K. Sunitha Bai
Research Scholar, Sunrise University, Alwar
Gulab Singh
Professor, Sunrise University, Alwar
Abstract
Agro-industries have been pushed to the brink by the rapid increase in demand for medicinal plants with pharmaceutical importance and the many ayurveda or herbal remedials. However, increased instances of plant diseases have capped aggregate growth, reducing output volume and quality. In this research, we provide the first hybrid deep-spatial temporal textural feature learning model for medicinal plant disease detection (HDST-MPD), which is powered by evolutionary computing. The HDST-MPD model originally used firefly heuristic driven fuzzy C-means clustering to obtain ROI-specific RGB areas, which helped to reduce the likelihood of a class-imbalance issue occurring. Then, it used the AlexNet transferrable network and the gray-level co-occurrence matrix (GLCM) to make the most of the deep spatiotemporal textural data.
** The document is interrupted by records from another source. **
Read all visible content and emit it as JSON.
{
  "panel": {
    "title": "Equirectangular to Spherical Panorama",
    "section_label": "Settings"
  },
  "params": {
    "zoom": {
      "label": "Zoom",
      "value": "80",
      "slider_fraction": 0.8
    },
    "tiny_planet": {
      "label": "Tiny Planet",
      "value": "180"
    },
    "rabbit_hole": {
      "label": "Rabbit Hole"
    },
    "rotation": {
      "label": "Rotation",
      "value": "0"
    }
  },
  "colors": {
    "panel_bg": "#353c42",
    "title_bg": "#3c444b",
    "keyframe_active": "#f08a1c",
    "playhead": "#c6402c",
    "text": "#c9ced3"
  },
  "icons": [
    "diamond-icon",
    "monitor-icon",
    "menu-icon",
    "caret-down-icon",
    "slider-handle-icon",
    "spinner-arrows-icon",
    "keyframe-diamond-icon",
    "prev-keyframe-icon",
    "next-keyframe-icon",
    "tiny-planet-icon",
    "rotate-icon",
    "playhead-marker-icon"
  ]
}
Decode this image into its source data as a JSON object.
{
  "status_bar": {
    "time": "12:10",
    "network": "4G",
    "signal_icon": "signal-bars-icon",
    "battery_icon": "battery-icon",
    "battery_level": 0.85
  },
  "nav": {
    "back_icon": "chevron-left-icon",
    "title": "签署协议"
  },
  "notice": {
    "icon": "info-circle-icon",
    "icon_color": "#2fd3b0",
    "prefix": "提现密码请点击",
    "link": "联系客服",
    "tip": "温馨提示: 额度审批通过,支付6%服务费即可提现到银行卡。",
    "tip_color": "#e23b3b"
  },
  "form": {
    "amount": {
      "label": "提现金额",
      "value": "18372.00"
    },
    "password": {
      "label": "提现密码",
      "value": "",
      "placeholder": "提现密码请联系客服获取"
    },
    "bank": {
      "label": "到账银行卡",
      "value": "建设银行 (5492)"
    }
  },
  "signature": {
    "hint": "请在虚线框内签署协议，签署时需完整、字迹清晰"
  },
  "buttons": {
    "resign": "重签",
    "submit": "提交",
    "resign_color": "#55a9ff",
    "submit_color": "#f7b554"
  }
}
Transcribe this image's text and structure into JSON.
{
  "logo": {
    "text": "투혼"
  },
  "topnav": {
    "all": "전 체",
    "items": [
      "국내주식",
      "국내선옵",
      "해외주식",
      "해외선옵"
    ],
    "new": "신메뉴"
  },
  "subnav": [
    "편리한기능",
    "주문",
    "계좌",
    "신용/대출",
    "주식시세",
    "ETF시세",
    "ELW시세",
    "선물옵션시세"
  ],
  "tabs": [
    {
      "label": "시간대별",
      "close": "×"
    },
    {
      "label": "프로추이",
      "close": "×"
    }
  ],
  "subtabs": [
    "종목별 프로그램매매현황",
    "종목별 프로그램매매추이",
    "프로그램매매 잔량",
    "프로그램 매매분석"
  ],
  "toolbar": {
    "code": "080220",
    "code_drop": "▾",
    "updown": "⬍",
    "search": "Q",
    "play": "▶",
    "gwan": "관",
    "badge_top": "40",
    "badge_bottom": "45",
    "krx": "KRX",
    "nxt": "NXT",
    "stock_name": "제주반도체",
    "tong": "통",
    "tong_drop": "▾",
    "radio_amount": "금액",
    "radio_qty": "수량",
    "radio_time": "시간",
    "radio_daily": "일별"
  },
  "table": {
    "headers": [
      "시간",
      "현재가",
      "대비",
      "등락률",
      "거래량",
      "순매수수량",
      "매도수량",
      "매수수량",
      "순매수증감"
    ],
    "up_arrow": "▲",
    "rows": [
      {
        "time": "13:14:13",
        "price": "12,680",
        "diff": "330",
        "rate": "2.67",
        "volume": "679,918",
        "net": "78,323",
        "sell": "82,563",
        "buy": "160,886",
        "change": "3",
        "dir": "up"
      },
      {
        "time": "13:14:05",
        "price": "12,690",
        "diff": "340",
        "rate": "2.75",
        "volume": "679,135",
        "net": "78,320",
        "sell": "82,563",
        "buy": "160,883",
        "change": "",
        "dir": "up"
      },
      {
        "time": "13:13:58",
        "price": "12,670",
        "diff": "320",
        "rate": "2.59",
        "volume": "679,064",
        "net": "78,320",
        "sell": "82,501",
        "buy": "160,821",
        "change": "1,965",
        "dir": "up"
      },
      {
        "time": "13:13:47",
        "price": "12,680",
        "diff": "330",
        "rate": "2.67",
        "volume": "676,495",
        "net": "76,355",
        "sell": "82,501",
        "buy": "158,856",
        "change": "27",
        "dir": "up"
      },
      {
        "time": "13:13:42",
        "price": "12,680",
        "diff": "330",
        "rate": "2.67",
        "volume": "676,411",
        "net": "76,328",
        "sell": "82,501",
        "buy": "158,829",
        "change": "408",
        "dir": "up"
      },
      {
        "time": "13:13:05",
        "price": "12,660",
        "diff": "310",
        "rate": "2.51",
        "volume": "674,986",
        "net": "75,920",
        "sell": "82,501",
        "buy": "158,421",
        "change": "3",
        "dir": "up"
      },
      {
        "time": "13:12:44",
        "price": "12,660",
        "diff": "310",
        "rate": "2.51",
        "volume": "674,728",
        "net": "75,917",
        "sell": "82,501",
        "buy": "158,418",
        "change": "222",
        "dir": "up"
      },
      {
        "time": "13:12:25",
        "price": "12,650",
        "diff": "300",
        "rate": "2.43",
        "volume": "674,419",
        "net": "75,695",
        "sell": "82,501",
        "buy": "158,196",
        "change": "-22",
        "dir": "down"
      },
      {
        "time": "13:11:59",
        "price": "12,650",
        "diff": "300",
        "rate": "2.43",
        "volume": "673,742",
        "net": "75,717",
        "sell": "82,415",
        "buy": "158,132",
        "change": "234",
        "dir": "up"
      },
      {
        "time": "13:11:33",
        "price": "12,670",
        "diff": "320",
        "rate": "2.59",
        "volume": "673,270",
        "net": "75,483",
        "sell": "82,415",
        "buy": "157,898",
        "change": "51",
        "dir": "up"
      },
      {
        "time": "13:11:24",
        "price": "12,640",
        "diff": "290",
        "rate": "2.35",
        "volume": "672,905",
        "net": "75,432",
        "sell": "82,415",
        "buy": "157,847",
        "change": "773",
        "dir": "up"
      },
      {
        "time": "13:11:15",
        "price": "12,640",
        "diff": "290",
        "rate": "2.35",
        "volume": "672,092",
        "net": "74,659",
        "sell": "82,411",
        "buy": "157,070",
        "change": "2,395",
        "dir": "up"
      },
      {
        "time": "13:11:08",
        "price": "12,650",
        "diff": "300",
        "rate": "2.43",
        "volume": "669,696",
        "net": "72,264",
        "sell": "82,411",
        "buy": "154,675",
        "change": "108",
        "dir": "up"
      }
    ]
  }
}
In this case, high-dimensional features were generated using the AlexNet deep model, and the inclusion of numerous GLCM features aided in leveraging the distribution of textural characteristics. Each sample medical picture was labeled as either "normal" or "diseased" using a composite vector trained on a random forest ensemble using these deep-spatial, temporal, textural feature (deep-STTF) characteristics. In-depth performance evaluation showed that the suggested model is very effective at real-time illness detection and classification in medicinal plants, with an accuracy of 98.97%, precision of 99.42%, recall of 98.89%, F-measure of 99.15%, and an equal error rate of 1.03%.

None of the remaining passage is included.